Identification and characterization of optical companions to the population of millisecond pulsars in the globular cluster M3

TL;DR

This study combines radio timing and HST data to identify and characterize optical companions to five millisecond pulsars in globular cluster M3, confirming some as helium white dwarfs and ruling out others as foreground objects.

Contribution

It provides the first detailed optical characterization of multiple MSP companions in M3, confirming some as helium white dwarfs and demonstrating the effectiveness of multi-wavelength analysis.

Findings

Confirmed optical companions for M3B, M3D, and M3F as helium white dwarfs.

Identified a foreground contaminant near M3E, ruling out cluster membership.

Placed upper limits on undetected companions for M3A and M3E.

Abstract

The study of binary millisecond pulsars (MSPs) in globular clusters (GCs) is a key ingredient to study binary and stellar evolution under extreme conditions.
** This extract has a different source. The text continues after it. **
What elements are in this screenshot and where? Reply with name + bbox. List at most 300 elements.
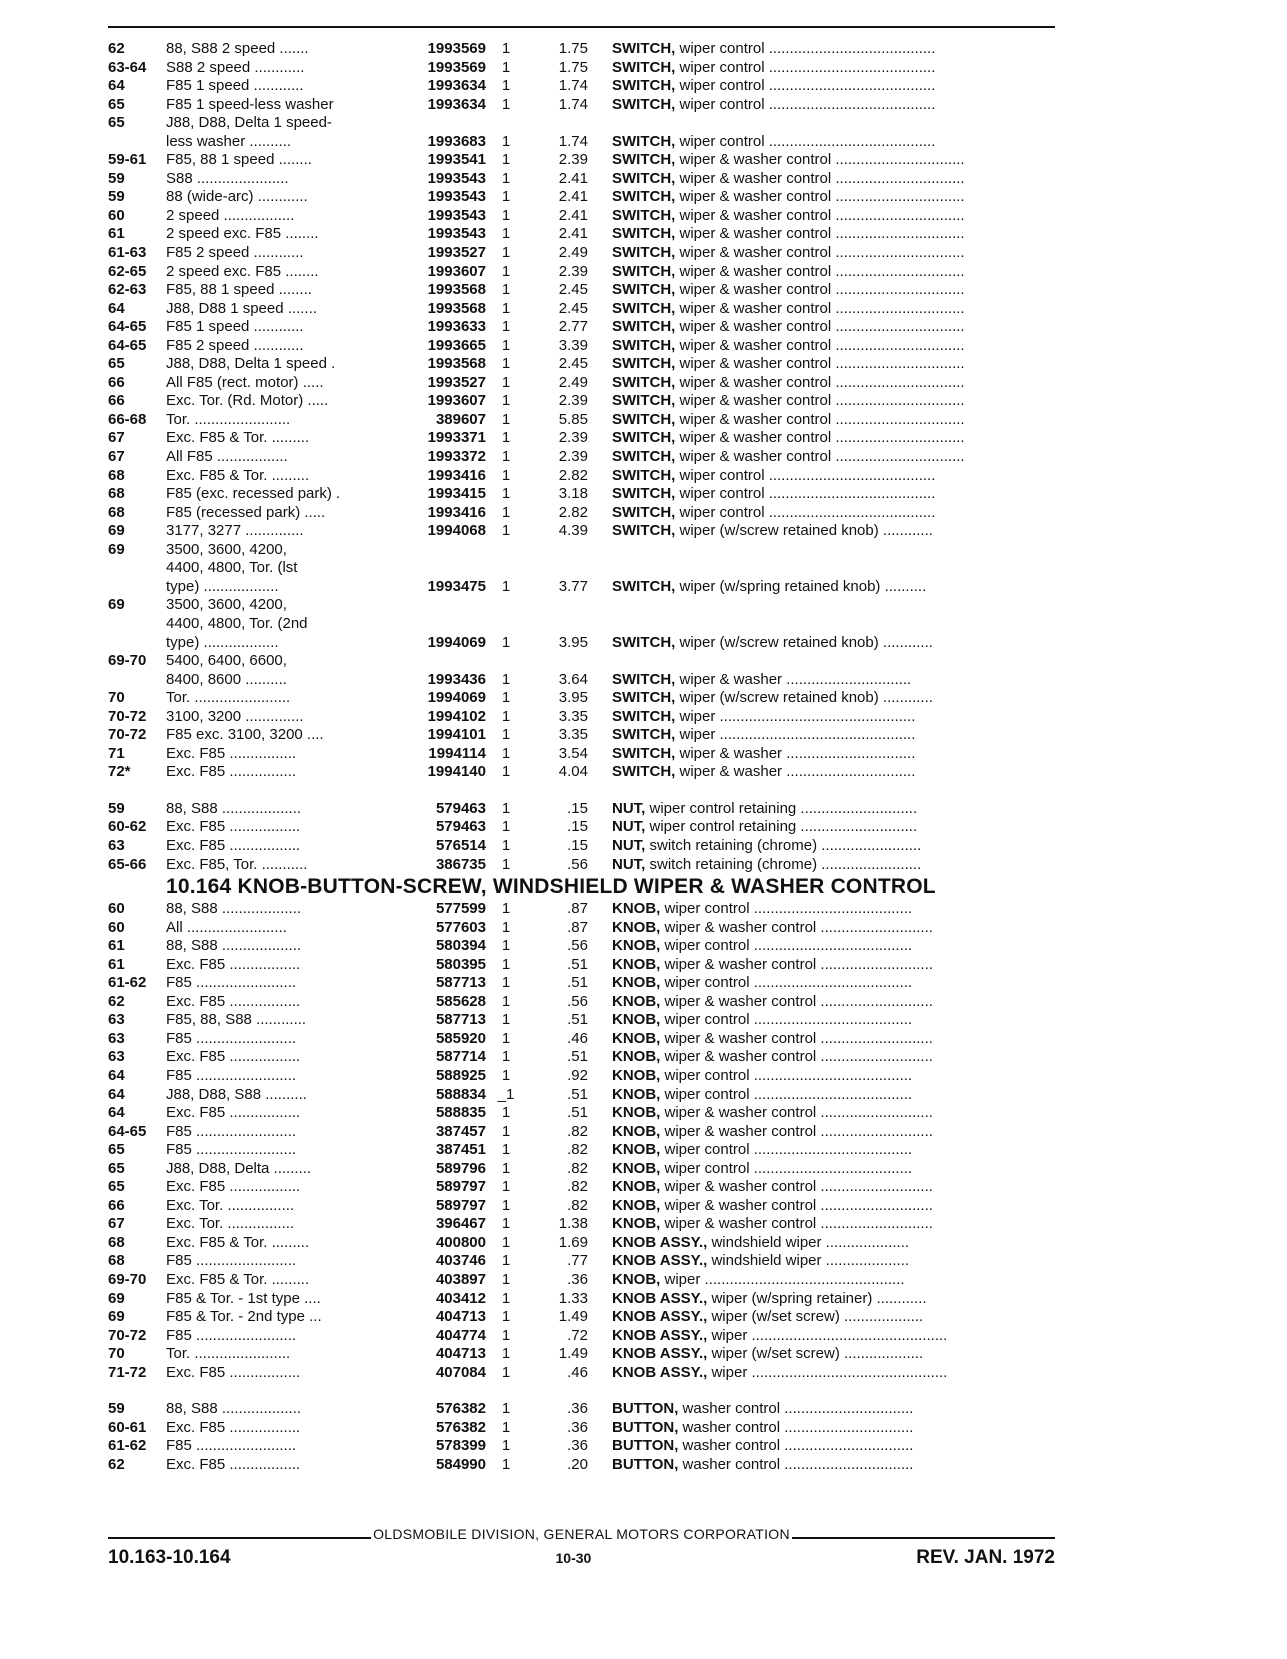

In this context, an accurate analysis of the optical emission, which is mostly dominated by the companion star, is essential for a comprehensive characterization of these systems and their role within their environment. In this work, we present a multi-wavelength investigation of five binary MSPs in the Galactic GC M3 (NGC 5272) using archival Hubble Space Telescope (HST) data. Our analysis builds on the timing solutions obtained with the FAST radio Telescope by Li et al. (2024). For each MSP, we carry out precise astrometric cross-matching with the accurate radio positions to identify potential counterparts. When a match is found, we analyse its location in the colour-magnitude diagrams and compare the results with updated binary evolution models to infer the system properties. We confirm the identification of the optical companion to M3B, matching the source previously reported by Cadelano et al. (2019), and successfully identify and characterize the optical companions to M3D and M3F. All three are consistent with helium white dwarfs, as expected from the canonical formation scenario. For M3A and M3E, no reliable counterparts are found, but we place strong upper limits on the brightness and mass of the undetected companion. In the case of M3E, we detect a red object near the radio position in two F814W observations; however, astrometric measurements over a 15-year baseline reveal a significant proper motion inconsistent with cluster membership, identifying the source as a foreground contaminant. This study highlights the effectiveness of combining precise radio timing with deep, multi-band HST images to uncover and constrain the nature of MSP companions in GCs, offering insights into their formation and evolutionary histories.